Fun little algorithms challenge

[fletch to 99]

A monkey is trying to cross a river, that is slowly going down. He wants to cross the river at the earliest possible time. The monkey is able to jump up to k stones.

One assumption can be made: the time it takes the monkey to make jumps between stones in negligible the value of the max stone he must jump to is the time at which he can cross the river.

 

The input looks like this:

r, an array of integers >= -1 representing the time at which the stone becomes available to jump to. If the stone is -1, then there is no stone at that location.
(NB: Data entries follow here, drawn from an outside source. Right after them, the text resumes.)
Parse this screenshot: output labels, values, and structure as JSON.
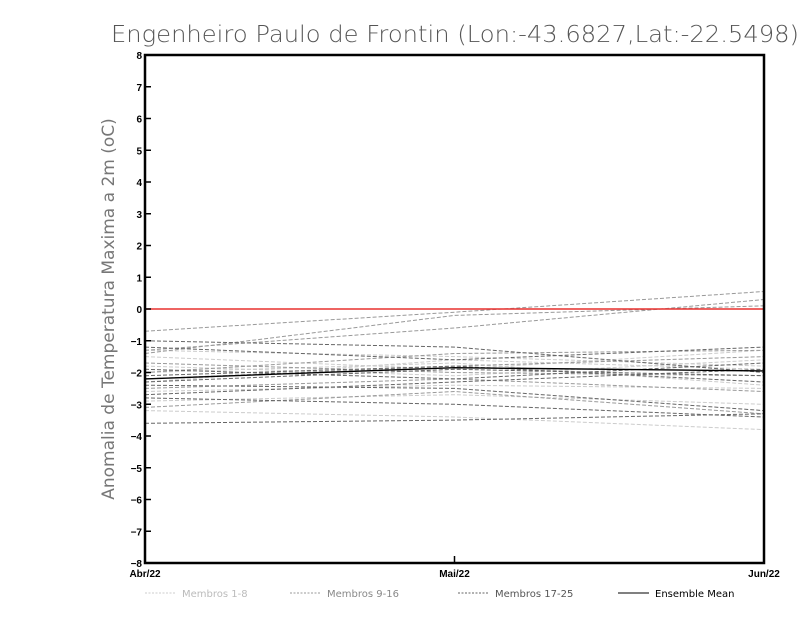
{
  "chart_data": {
    "type": "line",
    "title": "Engenheiro Paulo de Frontin (Lon:-43.6827,Lat:-22.5498)",
    "xlabel": "",
    "ylabel": "Anomalia de Temperatura Maxima a 2m (oC)",
    "x": [
      "Abr/22",
      "Mai/22",
      "Jun/22"
    ],
    "ylim": [
      -8,
      8
    ],
    "yticks": [
      8,
      7,
      6,
      5,
      4,
      3,
      2,
      1,
      0,
      -1,
      -2,
      -3,
      -4,
      -5,
      -6,
      -7,
      -8
    ],
    "reference_line": {
      "y": 0,
      "color": "#e8312f"
    },
    "legend": {
      "placement": "bottom",
      "items": [
        {
          "label": "Membros 1-8",
          "style": "dashed",
          "color": "#cccccc"
        },
        {
          "label": "Membros 9-16",
          "style": "dashed",
          "color": "#999999"
        },
        {
          "label": "Membros 17-25",
          "style": "dashed",
          "color": "#666666"
        },
        {
          "label": "Ensemble Mean",
          "style": "solid",
          "color": "#000000"
        }
      ]
    },
    "series": [
      {
        "group": "Membros 1-8",
        "color": "#cccccc",
        "values": [
          -3.2,
          -3.4,
          -3.8
        ]
      },
      {
        "group": "Membros 1-8",
        "color": "#cccccc",
        "values": [
          -2.0,
          -1.7,
          -2.4
        ]
      },
      {
        "group": "Membros 1-8",
        "color": "#cccccc",
        "values": [
          -1.5,
          -1.9,
          -1.3
        ]
      },
      {
        "group": "Membros 1-8",
        "color": "#cccccc",
        "values": [
          -2.6,
          -2.4,
          -2.5
        ]
      },
      {
        "group": "Membros 1-8",
        "color": "#cccccc",
        "values": [
          -1.8,
          -2.1,
          -1.6
        ]
      },
      {
        "group": "Membros 1-8",
        "color": "#cccccc",
        "values": [
          -2.3,
          -1.6,
          -1.9
        ]
      },
      {
        "group": "Membros 1-8",
        "color": "#cccccc",
        "values": [
          -2.9,
          -2.7,
          -3.0
        ]
      },
      {
        "group": "Membros 1-8",
        "color": "#cccccc",
        "values": [
          -1.3,
          -1.5,
          -1.8
        ]
      },
      {
        "group": "Membros 9-16",
        "color": "#999999",
        "values": [
          -0.7,
          -0.1,
          0.55
        ]
      },
      {
        "group": "Membros 9-16",
        "color": "#999999",
        "values": [
          -1.3,
          -0.6,
          0.3
        ]
      },
      {
        "group": "Membros 9-16",
        "color": "#999999",
        "values": [
          -1.4,
          -0.2,
          0.1
        ]
      },
      {
        "group": "Membros 9-16",
        "color": "#999999",
        "values": [
          -2.0,
          -1.4,
          -1.3
        ]
      },
      {
        "group": "Membros 9-16",
        "color": "#999999",
        "values": [
          -1.7,
          -2.0,
          -2.1
        ]
      },
      {
        "group": "Membros 9-16",
        "color": "#999999",
        "values": [
          -2.5,
          -2.2,
          -2.6
        ]
      },
      {
        "group": "Membros 9-16",
        "color": "#999999",
        "values": [
          -3.1,
          -2.6,
          -3.3
        ]
      },
      {
        "group": "Membros 9-16",
        "color": "#999999",
        "values": [
          -2.2,
          -1.8,
          -1.5
        ]
      },
      {
        "group": "Membros 17-25",
        "color": "#666666",
        "values": [
          -3.6,
          -3.5,
          -3.3
        ]
      },
      {
        "group": "Membros 17-25",
        "color": "#666666",
        "values": [
          -2.8,
          -3.0,
          -3.4
        ]
      },
      {
        "group": "Membros 17-25",
        "color": "#666666",
        "values": [
          -2.4,
          -2.5,
          -3.2
        ]
      },
      {
        "group": "Membros 17-25",
        "color": "#666666",
        "values": [
          -1.0,
          -1.2,
          -2.0
        ]
      },
      {
        "group": "Membros 17-25",
        "color": "#666666",
        "values": [
          -1.2,
          -1.6,
          -1.2
        ]
      },
      {
        "group": "Membros 17-25",
        "color": "#666666",
        "values": [
          -2.1,
          -1.8,
          -2.3
        ]
      },
      {
        "group": "Membros 17-25",
        "color": "#666666",
        "values": [
          -1.9,
          -2.2,
          -1.7
        ]
      },
      {
        "group": "Membros 17-25",
        "color": "#666666",
        "values": [
          -2.7,
          -2.3,
          -1.9
        ]
      },
      {
        "group": "Membros 17-25",
        "color": "#666666",
        "values": [
          -2.3,
          -1.9,
          -2.1
        ]
      },
      {
        "name": "Ensemble Mean",
        "color": "#000000",
        "values": [
          -2.2,
          -1.85,
          -1.95
        ]
      }
    ]
  }
}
k, an integer > 0 and less than the length of r

 

For example:
r = [6, 3, 0, 1, -1, 4, 7, 2, 5, 1, 3]
k = 3

Time monkey can cross at: 4. This is because the monkey needs to hop on the stone available at time 4 to be able to successfully cross the river.

 

Here is what we want to know:
1. Create an algorithm to find the earliest time the monkey can cross the river. If the monkey cannot cross the river then simply return -1.
2. What is the running time of this algorithm?
3. Is there a faster solution to the problem, if so how would it work?

 

I've got a solution that runs in O(nk) time. If you're interested you can check it out here but I suggest trying before looking! 

[mariushm]

I honestly couldn't understand the problem as written, so I had to google the problem.

 

It would actually help if you'd write it properly:

 

Quote

A frog is trying to get to the other side of the river. Initially on side of the bank (position -1) and wants to get to the other side of the bank (position N).

The frog can jump any distance between 1 and D. If D is less than N, frog cannot jump directly. There are stones to help the frog jump but they will be out of the water only after certain time as water is constantly decreasing. The frog can jump to and from the stones only when the stone is out of water. The stones in the river are described in Array A consisting of N integers. A[K] represents a time when a stone at position K will be out of water. A[K]=-1 means no stone at that position. Goal is to find the earliest time the frog can reach the other bank.

Example D=3, N=6.
A[0]=1

A[1]=-1

A[2]=0

A[3]=2

A[4]=3

A[5]=5

At time 2, 3 stones will be out of water and the frog can jump to the other bank in 3 jumps.

 

Maybe this will help : http://web.stanford.edu/class/archive/cs/cs161/cs161.1138/lectures/13/Slides13.pdf

 

You can also find this problem on Stack Overflow or just by googling "a frog is trying to get to the other side of the river."

 

[fletch to 99]

2 hours ago, mariushm said:

I honestly couldn't understand the problem as written, so I had to google the problem.

 

It would actually help if you'd write it properly:

 

 

Maybe this will help : http://web.stanford.edu/class/archive/cs/cs161/cs161.1138/lectures/13/Slides13.pdf

 

You can also find this problem on Stack Overflow or just by googling "a frog is trying to get to the other side of the river."

 

I'm not trying to solve it, I've already created a solution. I posted the problem for others to try.

[straight_stewie]

@fletch to 99 Can you give more examples of K and R values with the expected output? I'm having trouble figuring the relationship between the K values and the R values.

[fizzlesticks]

r = [6, 3, 0, 5, -1, 4, 7, 2, 5, 1, 3]
k = 2
print(next((ind for ind, m in enumerate([max((lambda y: [s - f for f, s in zip(y, y[1:])])((lambda x: [0] + list(filter(lambda x: x is not False, [j if 0 <= x <= i else False for j, x in enumerate(r)])) + [len(r)])(i))) for i in range(max(r))]) if m <= k), -1))

I think that's correct. I could work the input into the one line but that would just be silly.

[Nineshadow]

Eh, not such an interesting problem.